At this point my luck went from great to fantastic. I was poking around on eBay for weird vintage parts as I so often do when I came across an auction for a pair of brand new ROSS 125 MHz HyperSPARC CPUs with 1 meg of cache each. Opening bid was just 99 cents and there had been utterly no interest in them. Perfect! I waited until the auction was minutes from ending and went for it. I shouldn't have bothered waiting, no one even tried to challenge it. I got them for $1.

Whee!

This is one of those rare finds that any collector drools over. I was slightly annoyed to have to open them at all. But they'd do more good inside a machine that sitting on a shelf, and a boxed CPU upgrade for an old sun doesn't make a very good conversation piece with most people.

Now it was out with the old...

And in with the new!

All that's left is a quick firmware swap and we're good to go.
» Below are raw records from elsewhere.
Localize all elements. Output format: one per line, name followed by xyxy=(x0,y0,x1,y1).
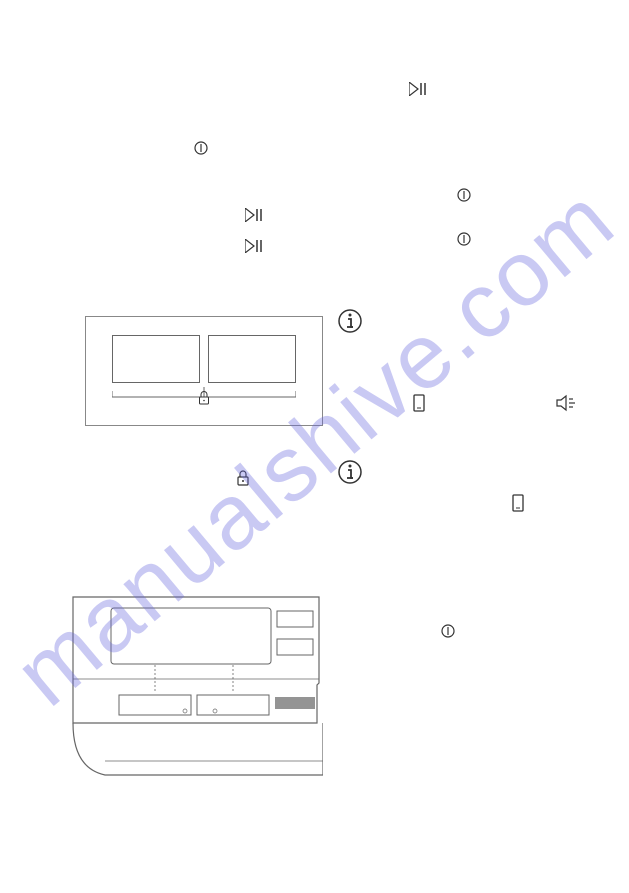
device-icon xyxy=(413,394,425,412)
info-icon xyxy=(337,459,363,485)
figure-door-panel xyxy=(85,316,323,426)
lock-icon xyxy=(198,391,210,405)
door-right xyxy=(208,335,296,383)
power-icon xyxy=(457,232,471,246)
figure-appliance-front xyxy=(65,593,323,785)
play-pause-icon xyxy=(245,208,265,222)
power-icon xyxy=(441,624,455,638)
info-icon xyxy=(337,308,363,334)
power-icon xyxy=(457,188,471,202)
power-icon xyxy=(194,141,208,155)
lock-icon xyxy=(236,470,250,486)
device-icon xyxy=(512,494,524,512)
play-pause-icon xyxy=(409,82,429,96)
speaker-icon xyxy=(556,394,576,412)
door-left xyxy=(112,335,200,383)
play-pause-icon xyxy=(245,239,265,253)
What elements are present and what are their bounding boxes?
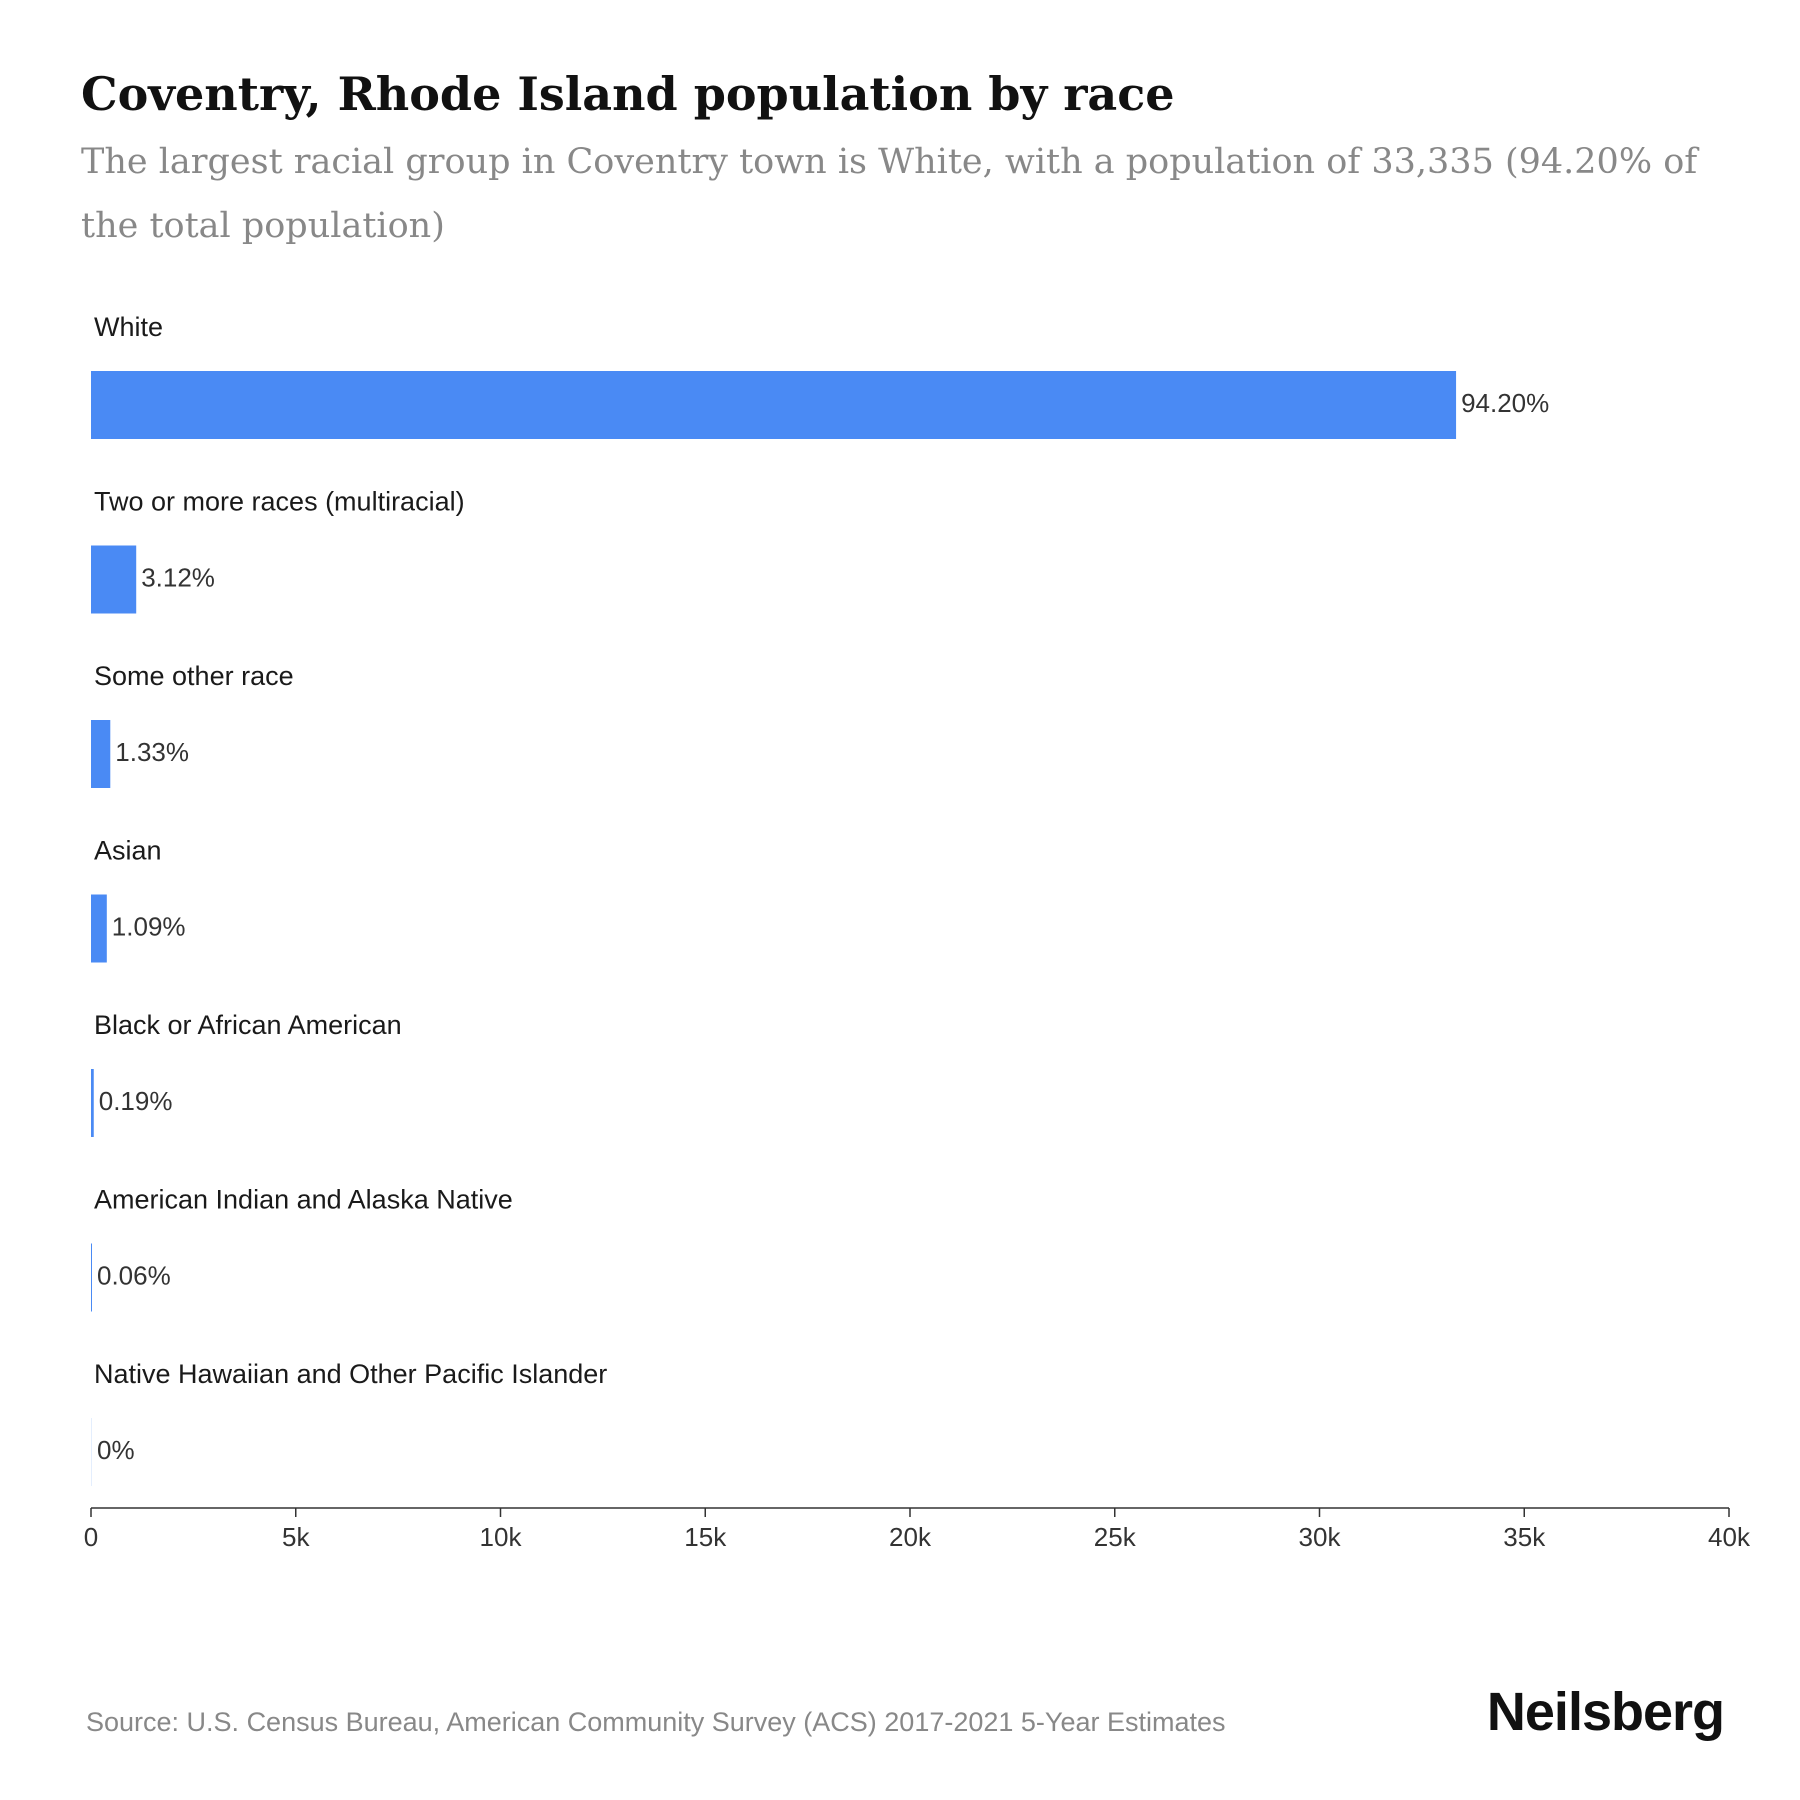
value-label: 1.33% bbox=[115, 737, 189, 767]
category-label: American Indian and Alaska Native bbox=[94, 1185, 513, 1215]
category-label: Two or more races (multiracial) bbox=[94, 487, 465, 517]
x-tick-label: 30k bbox=[1299, 1522, 1342, 1552]
x-tick-label: 5k bbox=[282, 1522, 310, 1552]
value-label: 1.09% bbox=[112, 911, 186, 941]
x-tick-label: 0 bbox=[84, 1522, 98, 1552]
page-subtitle: The largest racial group in Coventry tow… bbox=[81, 142, 1698, 246]
page-title: Coventry, Rhode Island population by rac… bbox=[81, 67, 1175, 121]
value-label: 3.12% bbox=[141, 562, 215, 592]
brand-logo: Neilsberg bbox=[1486, 1682, 1725, 1742]
bar bbox=[91, 1418, 92, 1486]
x-tick-label: 35k bbox=[1503, 1522, 1546, 1552]
x-tick-label: 10k bbox=[480, 1522, 523, 1552]
category-label: Some other race bbox=[94, 661, 294, 691]
category-label: Asian bbox=[94, 836, 162, 866]
x-tick-label: 25k bbox=[1094, 1522, 1137, 1552]
bar bbox=[91, 545, 137, 614]
bar bbox=[91, 1069, 94, 1137]
value-label: 0% bbox=[97, 1435, 135, 1465]
source-note: Source: U.S. Census Bureau, American Com… bbox=[86, 1707, 1226, 1737]
bar bbox=[91, 894, 107, 963]
x-tick-label: 40k bbox=[1708, 1522, 1751, 1552]
bar bbox=[91, 371, 1457, 439]
value-label: 94.20% bbox=[1461, 388, 1549, 418]
bar bbox=[91, 720, 111, 788]
category-label: Black or African American bbox=[94, 1010, 402, 1040]
value-label: 0.06% bbox=[97, 1260, 171, 1290]
value-label: 0.19% bbox=[99, 1086, 173, 1116]
category-label: Native Hawaiian and Other Pacific Island… bbox=[94, 1359, 607, 1389]
bar bbox=[91, 1243, 92, 1312]
x-tick-label: 20k bbox=[889, 1522, 932, 1552]
x-tick-label: 15k bbox=[684, 1522, 727, 1552]
category-label: White bbox=[94, 312, 163, 342]
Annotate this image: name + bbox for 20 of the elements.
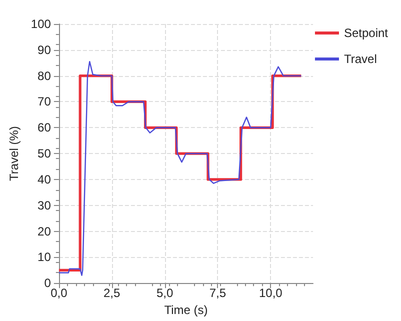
y-tick-label: 50 [38,146,52,161]
legend-label: Travel [344,52,377,66]
x-tick-label: 0,0 [50,286,68,300]
x-tick-label: 2,5 [104,286,121,300]
x-axis-title: Time (s) [164,303,208,317]
legend-label: Setpoint [344,26,389,40]
y-tick-label: 20 [38,224,52,238]
x-tick-label: 7,5 [209,286,226,300]
y-tick-label: 70 [38,94,52,109]
y-tick-label: 40 [38,172,52,186]
y-tick-label: 30 [38,198,52,212]
y-tick-label: 0 [44,276,52,290]
y-tick-label: 10 [38,250,52,264]
x-tick-label: 5,0 [156,286,174,300]
x-tick-label: 10,0 [258,286,283,300]
y-tick-label: 90 [38,42,52,57]
y-axis-title: Travel (%) [7,126,21,181]
y-tick-label: 80 [38,68,52,83]
y-tick-label: 60 [38,120,52,135]
y-tick-label: 100 [30,17,52,31]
Now that the machine was moving along at a respectable speed and there was great gobs of unused RAM and drive space, it was time to look at filling up those SBus slots. In the end I went with a SunPC card (133 MHz AMD 5x86 on a card, allowing Windows 95 to be run within Solaris, ) the second revision SunVideo card (Video capture,) a sun HME SCSI+10/100 ethernet card, and a fibre networking card ('cause fibre makes you go faster!)

All that was left to do was install Solaris and I had an absolute beast of a machine.

And here it is on my vintage desk with a few similarly Jaxed up machines.

The machine has been just great since I started working with it. Very reliable, and quite quick now that I've had my way with it. Perhaps one day I'll find a pair of dual 200 MHz ROSS CPUs, or the SBus PCMCIA slot module, but until then I'm happy with what I have.